Relaxation kinetics of dimer formation by self complementary oligonucleotides

Abstract

We report relaxation measurements on the kinetics of dimer formation by self complementary oligoribonucleotides of the form A(pA) n−1 (pU) n , 4 ≤ n ≤ 7. The two strands combine with a bimolecular rate constant of about 2 × 10 6 liters per mole of strands per second. One relaxation accounts for most of the optical change, with a time constant varying from 100 μsec to 1 second, depending on conditions. Additional effects are much faster and arise mainly from unstacking of bases in the separated strands. We interpret the results with a two-state equilibrium model, an all-or-none transition between the dissociated strands and the fully bonded helix.
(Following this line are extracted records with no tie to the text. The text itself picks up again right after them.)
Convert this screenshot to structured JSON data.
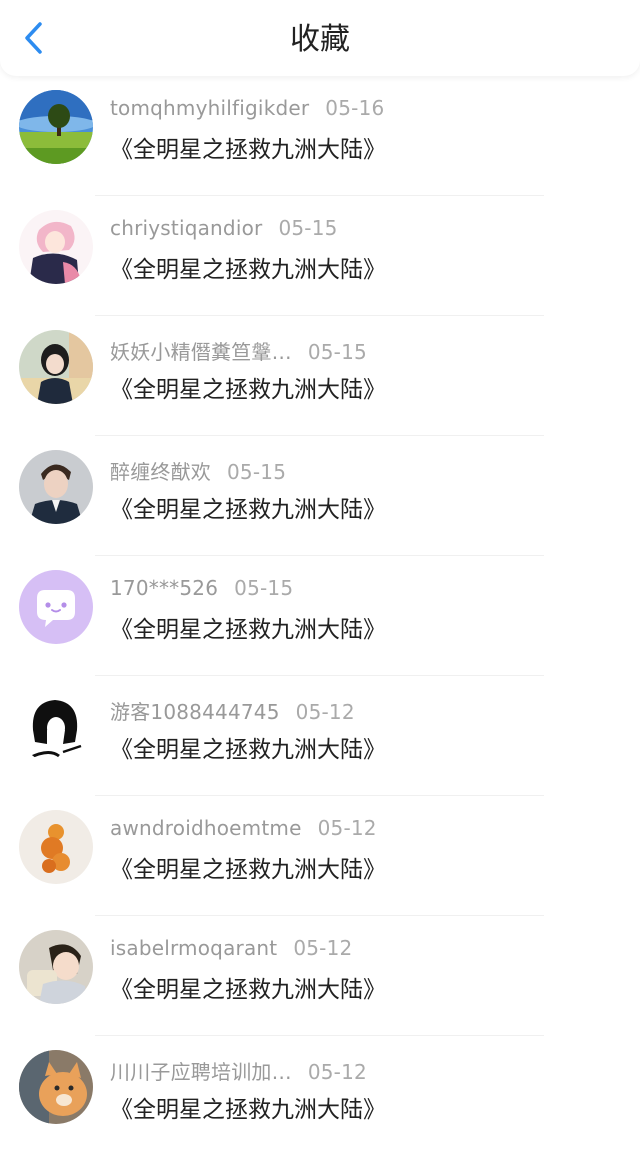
{
  "header": {
    "title": "收藏",
    "back_icon": "chevron-left-icon",
    "accent_color": "#2d8cf0"
  },
  "items": [
    {
      "user": "tomqhmyhilfigikder",
      "date": "05-16",
      "game": "《全明星之拯救九洲大陆》",
      "avatar": "landscape-tree"
    },
    {
      "user": "chriystiqandior",
      "date": "05-15",
      "game": "《全明星之拯救九洲大陆》",
      "avatar": "anime-girl"
    },
    {
      "user": "妖妖小精僭糞笪鞶…",
      "date": "05-15",
      "game": "《全明星之拯救九洲大陆》",
      "avatar": "child"
    },
    {
      "user": "醉缠终猷欢",
      "date": "05-15",
      "game": "《全明星之拯救九洲大陆》",
      "avatar": "man-portrait"
    },
    {
      "user": "170***526",
      "date": "05-15",
      "game": "《全明星之拯救九洲大陆》",
      "avatar": "default-chat"
    },
    {
      "user": "游客1088444745",
      "date": "05-12",
      "game": "《全明星之拯救九洲大陆》",
      "avatar": "sketch-girl"
    },
    {
      "user": "awndroidhoemtme",
      "date": "05-12",
      "game": "《全明星之拯救九洲大陆》",
      "avatar": "orange-fruit"
    },
    {
      "user": "isabelrmoqarant",
      "date": "05-12",
      "game": "《全明星之拯救九洲大陆》",
      "avatar": "baby"
    },
    {
      "user": "川川子应聘培训加…",
      "date": "05-12",
      "game": "《全明星之拯救九洲大陆》",
      "avatar": "cat"
    }
  ]
}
The rate constant for dimerization decreases with increasing temperature. Consequently the kinetic model requires a transient steady-state intermediate with several bases paired before the rate-limiting step of helix growth to the fully bonded dimer. When the temperature is raised, this species melts out and the rate of dimer formation decreases. According to our analysis the critical transient intermediate has 2 or 3 base pairs; longer helices grow more rapidly than they dissociate (at the temperature of our experiments). Careful analysis of the transition curves allows estimation of the concentration of the intermediate, from which we further calculate a rate constant for the helix growth step of between 1 × 10 6 and 2 × 10 7 sec −1. This is the rate constant for adding a base pair to the end of an existing helical segment. The rate constant for dimer dissociation is strongly dependent on oligomer size and on temperature, with an activation energy roughly proportional to chain length.